I downloaded this, converted the DMG to a .CDR in Disk Utility, renamed the .cdr to .iso, burned it to a USB drive with BalenaEtcher, and then tried to boot from it. The Mac sees it, recognizes it as bootable, and tries to boot, but gets stuck with a "cancel" (prohibited) sign and just endlessly spins the gray loading wheel.
This suggests something went wrong when creating the installer; it's probably hanging at still waiting for root device (check by booting verbosely). You should be able to directly restore the dmg to the USB drive using Disk Utility, but use a version from an earlier OS X just in case.

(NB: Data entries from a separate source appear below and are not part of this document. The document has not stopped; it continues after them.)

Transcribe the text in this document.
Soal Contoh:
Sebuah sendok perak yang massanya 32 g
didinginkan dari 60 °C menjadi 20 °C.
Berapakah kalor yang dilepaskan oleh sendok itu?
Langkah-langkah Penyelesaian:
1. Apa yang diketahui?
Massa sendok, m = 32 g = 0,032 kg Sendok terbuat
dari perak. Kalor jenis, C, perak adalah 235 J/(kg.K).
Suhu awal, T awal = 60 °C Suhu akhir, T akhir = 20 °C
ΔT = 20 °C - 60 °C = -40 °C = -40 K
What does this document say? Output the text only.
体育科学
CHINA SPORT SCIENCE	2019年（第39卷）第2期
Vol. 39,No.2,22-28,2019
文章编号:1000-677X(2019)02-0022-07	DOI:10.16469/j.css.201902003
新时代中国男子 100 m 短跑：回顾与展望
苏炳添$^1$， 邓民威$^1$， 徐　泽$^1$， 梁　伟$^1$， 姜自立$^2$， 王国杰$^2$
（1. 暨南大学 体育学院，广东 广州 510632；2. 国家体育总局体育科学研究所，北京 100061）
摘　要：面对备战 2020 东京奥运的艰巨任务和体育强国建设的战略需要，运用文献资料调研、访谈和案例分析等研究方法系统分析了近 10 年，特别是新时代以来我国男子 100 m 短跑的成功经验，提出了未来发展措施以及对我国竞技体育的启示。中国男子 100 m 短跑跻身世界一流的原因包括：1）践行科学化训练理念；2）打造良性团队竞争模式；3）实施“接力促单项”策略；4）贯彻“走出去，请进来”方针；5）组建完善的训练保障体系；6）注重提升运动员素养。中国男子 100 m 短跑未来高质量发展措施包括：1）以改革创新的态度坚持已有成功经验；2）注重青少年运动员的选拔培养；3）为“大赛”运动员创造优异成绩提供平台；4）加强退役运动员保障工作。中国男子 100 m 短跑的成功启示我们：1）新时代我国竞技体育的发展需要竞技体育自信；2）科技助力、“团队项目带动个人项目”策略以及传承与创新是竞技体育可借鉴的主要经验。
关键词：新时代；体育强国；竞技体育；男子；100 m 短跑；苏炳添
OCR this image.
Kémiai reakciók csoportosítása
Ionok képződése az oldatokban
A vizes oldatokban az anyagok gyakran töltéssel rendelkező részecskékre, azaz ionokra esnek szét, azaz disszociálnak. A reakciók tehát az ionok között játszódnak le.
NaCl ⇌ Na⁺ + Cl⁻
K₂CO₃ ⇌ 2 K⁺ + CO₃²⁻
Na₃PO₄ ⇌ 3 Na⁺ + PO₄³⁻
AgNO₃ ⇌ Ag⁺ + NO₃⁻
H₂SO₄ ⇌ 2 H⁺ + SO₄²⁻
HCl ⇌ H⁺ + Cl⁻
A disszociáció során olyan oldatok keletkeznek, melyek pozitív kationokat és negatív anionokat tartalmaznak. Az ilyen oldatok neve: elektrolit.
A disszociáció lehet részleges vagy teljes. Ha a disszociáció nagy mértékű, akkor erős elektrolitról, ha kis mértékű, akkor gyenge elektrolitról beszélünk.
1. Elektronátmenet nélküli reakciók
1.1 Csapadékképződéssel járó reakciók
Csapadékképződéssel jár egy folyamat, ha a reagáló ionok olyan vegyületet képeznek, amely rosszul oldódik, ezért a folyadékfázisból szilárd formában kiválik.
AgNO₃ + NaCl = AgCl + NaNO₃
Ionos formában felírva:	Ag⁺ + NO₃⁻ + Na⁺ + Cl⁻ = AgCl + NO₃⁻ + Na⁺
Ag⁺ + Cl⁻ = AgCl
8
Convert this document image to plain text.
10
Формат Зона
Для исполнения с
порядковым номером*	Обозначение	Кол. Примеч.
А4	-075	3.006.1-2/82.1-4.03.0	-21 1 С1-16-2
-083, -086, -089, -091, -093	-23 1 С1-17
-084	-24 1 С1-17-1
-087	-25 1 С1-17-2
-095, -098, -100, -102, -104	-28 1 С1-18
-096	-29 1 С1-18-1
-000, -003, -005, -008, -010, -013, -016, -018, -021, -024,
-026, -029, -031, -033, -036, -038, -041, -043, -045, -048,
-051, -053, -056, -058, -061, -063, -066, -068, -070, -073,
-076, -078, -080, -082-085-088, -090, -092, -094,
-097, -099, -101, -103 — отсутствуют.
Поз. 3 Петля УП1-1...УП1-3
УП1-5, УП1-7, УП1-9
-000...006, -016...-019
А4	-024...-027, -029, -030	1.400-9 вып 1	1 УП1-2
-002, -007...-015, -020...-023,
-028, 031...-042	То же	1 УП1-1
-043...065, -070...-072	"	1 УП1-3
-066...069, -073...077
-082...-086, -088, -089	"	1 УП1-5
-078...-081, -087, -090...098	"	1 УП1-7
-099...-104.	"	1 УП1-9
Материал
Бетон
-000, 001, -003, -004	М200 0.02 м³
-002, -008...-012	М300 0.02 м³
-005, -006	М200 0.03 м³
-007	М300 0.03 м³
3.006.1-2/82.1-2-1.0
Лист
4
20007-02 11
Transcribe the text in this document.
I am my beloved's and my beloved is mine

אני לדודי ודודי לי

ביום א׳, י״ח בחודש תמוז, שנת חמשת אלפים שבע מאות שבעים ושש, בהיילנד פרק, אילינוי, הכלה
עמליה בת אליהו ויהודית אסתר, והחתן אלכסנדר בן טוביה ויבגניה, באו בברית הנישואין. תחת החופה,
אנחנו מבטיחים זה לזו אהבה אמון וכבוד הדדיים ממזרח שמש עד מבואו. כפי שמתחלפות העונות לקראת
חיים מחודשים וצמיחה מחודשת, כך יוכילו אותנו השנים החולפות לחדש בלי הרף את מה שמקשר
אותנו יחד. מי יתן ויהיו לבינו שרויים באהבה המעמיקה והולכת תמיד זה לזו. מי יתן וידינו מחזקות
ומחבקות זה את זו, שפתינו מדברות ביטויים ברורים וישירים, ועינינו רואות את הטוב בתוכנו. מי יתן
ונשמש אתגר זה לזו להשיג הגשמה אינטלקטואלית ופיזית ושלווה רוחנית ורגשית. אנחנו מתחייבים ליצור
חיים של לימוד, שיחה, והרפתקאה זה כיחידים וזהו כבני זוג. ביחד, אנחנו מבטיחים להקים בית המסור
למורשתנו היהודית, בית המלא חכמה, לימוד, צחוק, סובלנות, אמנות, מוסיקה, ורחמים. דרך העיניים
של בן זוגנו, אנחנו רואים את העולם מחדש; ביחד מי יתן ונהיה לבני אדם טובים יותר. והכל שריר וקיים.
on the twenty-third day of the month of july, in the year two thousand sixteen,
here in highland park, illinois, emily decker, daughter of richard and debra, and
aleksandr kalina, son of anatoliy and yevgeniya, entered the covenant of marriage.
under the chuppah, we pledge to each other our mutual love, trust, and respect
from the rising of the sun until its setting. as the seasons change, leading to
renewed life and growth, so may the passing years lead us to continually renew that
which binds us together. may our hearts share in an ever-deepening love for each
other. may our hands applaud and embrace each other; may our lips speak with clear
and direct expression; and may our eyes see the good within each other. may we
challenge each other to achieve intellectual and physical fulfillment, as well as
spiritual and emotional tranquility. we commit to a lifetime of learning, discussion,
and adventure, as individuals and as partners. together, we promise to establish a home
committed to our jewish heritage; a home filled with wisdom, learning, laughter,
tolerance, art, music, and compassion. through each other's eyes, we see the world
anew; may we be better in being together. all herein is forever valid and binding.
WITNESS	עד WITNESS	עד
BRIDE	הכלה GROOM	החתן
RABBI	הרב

I don't trust today's Disk Utility for pretty much anything.
 
modern disku tility should be fine fore restoring an intel installer like that, but directly trying to image the drive with BelenaEtcher wont work at all


tho it should be noted also for a MBP3,1 you will need to use the specfic restore disks for those, a generic tiger intel disk wont boot due to the older NVIDIA drivers which will Kernel panic on the MBP's 8600M GT

you can convert an existing tiger install to a MBP3,1 type by installing this update onto said existing tiger install which will install the necessary graphics drivers and updated OpenGL framework for a NVIDIA 8600M GT based mac, tho be aware it may break the install for macs with other GPU's

 
This suggests something went wrong when creating the installer; it's probably hanging at still waiting for root device (check by booting verbosely). You should be able to directly restore the dmg to the USB drive using Disk Utility, but use a version from an earlier OS X just in case. I don't trust today's Disk Utility for pretty much anything.
Nothing went wrong that I can tell. Turns out the issue seemed to be more of the fact that it was the iMac restore DVD rather than the MacBook Pro DVD.
modern disku tility should be fine fore restoring an intel installer like that, but directly trying to image the drive with BelenaEtcher wont work at all


tho it should be noted also for a MBP3,1 you will need to use the specfic restore disks for those, a generic tiger intel disk wont boot due to the older NVIDIA drivers which will Kernel panic on the MBP's 8600M GT

you can convert an existing tiger install to a MBP3,1 type by installing this update onto said existing tiger install which will install the necessary graphics drivers and updated OpenGL framework for a NVIDIA 8600M GT based mac, tho be aware it may break the install for macs with other GPU's

Imaging the drive with balenaEtcher did work just fine, once I found the right restore file (not the iMac one, but the MacBook Pro one, like you said). I found this one: https://archive.org/details/MacBook_Pro_Mac_OS_X_Install_Disc_1_2Z691-6088-A_Apple_Inc._2007 which did the trick.

I did not have any existing Tiger install on any computer so wasn't able to use the second method you describe.